Измотанный внутренними демонами, он не был уверен в том, что ему делать, и иногда импульсивно кидался “исправлять” что-то в себе, в своем поведении, или в их общении, потому что что-то внутри продолжало диктовать ему, что он неправильный, недостаточный. И потому что это то, как он всегда себя вел, когда по какой-то дурацкой ошибке мог приблизиться к эпицентру своей одержимости. Джош заслуживает лучшего.

Он прекратил только тогда, когда после очередной шутки Джоша, он задумался слишком надолго, запрещая себе привычно съязвить в ответ, и Дан взял его лицо в свои руки, посмотрев прямо в глаза, он попросил его выдохнуть. И перестать себя ломать.

“Я люблю тебя Тайлер.”

Тогда ему показалось, что теперь он знает, какого это, когда тебе стреляют в сердце.

“Я люблю тебя, Тайлера Роберта Джозефа, конченного придурка и ту еще задницу, со всеми твоими загонами и со всем что тебя мучает. Ты нравишься мне таким, каким я узнал тебя.
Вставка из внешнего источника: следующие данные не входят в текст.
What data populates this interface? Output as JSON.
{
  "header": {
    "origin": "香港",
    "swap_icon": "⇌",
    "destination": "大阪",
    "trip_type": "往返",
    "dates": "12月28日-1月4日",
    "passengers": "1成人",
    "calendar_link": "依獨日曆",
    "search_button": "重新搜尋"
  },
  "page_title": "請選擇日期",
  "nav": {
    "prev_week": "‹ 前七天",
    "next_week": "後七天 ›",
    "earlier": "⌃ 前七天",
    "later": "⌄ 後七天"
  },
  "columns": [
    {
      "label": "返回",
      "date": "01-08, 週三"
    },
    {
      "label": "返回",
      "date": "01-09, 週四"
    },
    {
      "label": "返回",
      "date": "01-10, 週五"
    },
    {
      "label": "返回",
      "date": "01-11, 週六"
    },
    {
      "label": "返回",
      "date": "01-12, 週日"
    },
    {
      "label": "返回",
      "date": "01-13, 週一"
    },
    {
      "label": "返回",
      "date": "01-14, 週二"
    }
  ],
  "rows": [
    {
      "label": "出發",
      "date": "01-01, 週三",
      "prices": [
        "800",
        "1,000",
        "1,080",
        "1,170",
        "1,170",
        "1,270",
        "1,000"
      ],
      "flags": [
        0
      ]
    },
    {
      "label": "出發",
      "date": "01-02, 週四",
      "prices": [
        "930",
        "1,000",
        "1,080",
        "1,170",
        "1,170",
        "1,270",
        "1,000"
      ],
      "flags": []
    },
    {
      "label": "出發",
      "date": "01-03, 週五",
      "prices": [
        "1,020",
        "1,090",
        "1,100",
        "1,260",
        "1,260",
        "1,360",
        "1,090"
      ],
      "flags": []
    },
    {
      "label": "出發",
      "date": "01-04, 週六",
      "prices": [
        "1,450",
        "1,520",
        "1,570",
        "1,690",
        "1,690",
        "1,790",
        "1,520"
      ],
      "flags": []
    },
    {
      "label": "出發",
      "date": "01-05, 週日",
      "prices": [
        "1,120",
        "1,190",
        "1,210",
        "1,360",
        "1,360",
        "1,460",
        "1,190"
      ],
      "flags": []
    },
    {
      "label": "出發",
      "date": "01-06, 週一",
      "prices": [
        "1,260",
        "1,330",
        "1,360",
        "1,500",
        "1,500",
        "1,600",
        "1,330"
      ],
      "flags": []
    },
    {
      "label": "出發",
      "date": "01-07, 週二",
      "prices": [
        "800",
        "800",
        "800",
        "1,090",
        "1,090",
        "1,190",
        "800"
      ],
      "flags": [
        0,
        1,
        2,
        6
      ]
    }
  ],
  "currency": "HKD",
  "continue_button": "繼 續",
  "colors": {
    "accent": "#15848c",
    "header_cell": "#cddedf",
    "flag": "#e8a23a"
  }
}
Тебе не надо себя менять.”

Тогда ему показалось, что теперь он знает, какого это, когда в тебя разряжают весь магазин. И что, наверное, рыдать в плечо Джоша Дана – это и есть его особая, данная богом миссия, иначе почему он чувствовал себя на своем месте?

За эти две недели ничего не поменялось, как не поменялось и то, что Джош временами пропадал куда-то, только теперь внимательнее смотрел Тайлеру в глаза, не отпрашиваясь, но осторожно предупреждая, что его не будет какое-то время, и целовал на прощанье. И он все так же выходил из комнаты, когда ему звонили родители.

Конечно, тревога не упускала шанса испепелить его разум чудовищными догадками, но, если бы Тайлер мог воплотить ее в реальность, облечь в форму, дать ей лицо – он бы с размаху врезал по нему. Пока что, он проворачивал это мысленно.

К своему стыду, телефон Дана он все же проверил, и кроме входящих и исходящих от общих знакомых, во время которых Джош никуда не срывался, там действительно были только номера матери и отца. И еще сестер и брата.

Стыдно, да, но это малая плата за то, чтобы не сожрать себя самого.

Джош потрясающий, и Тайлер обещал себе не срываться, хотя бы ради него.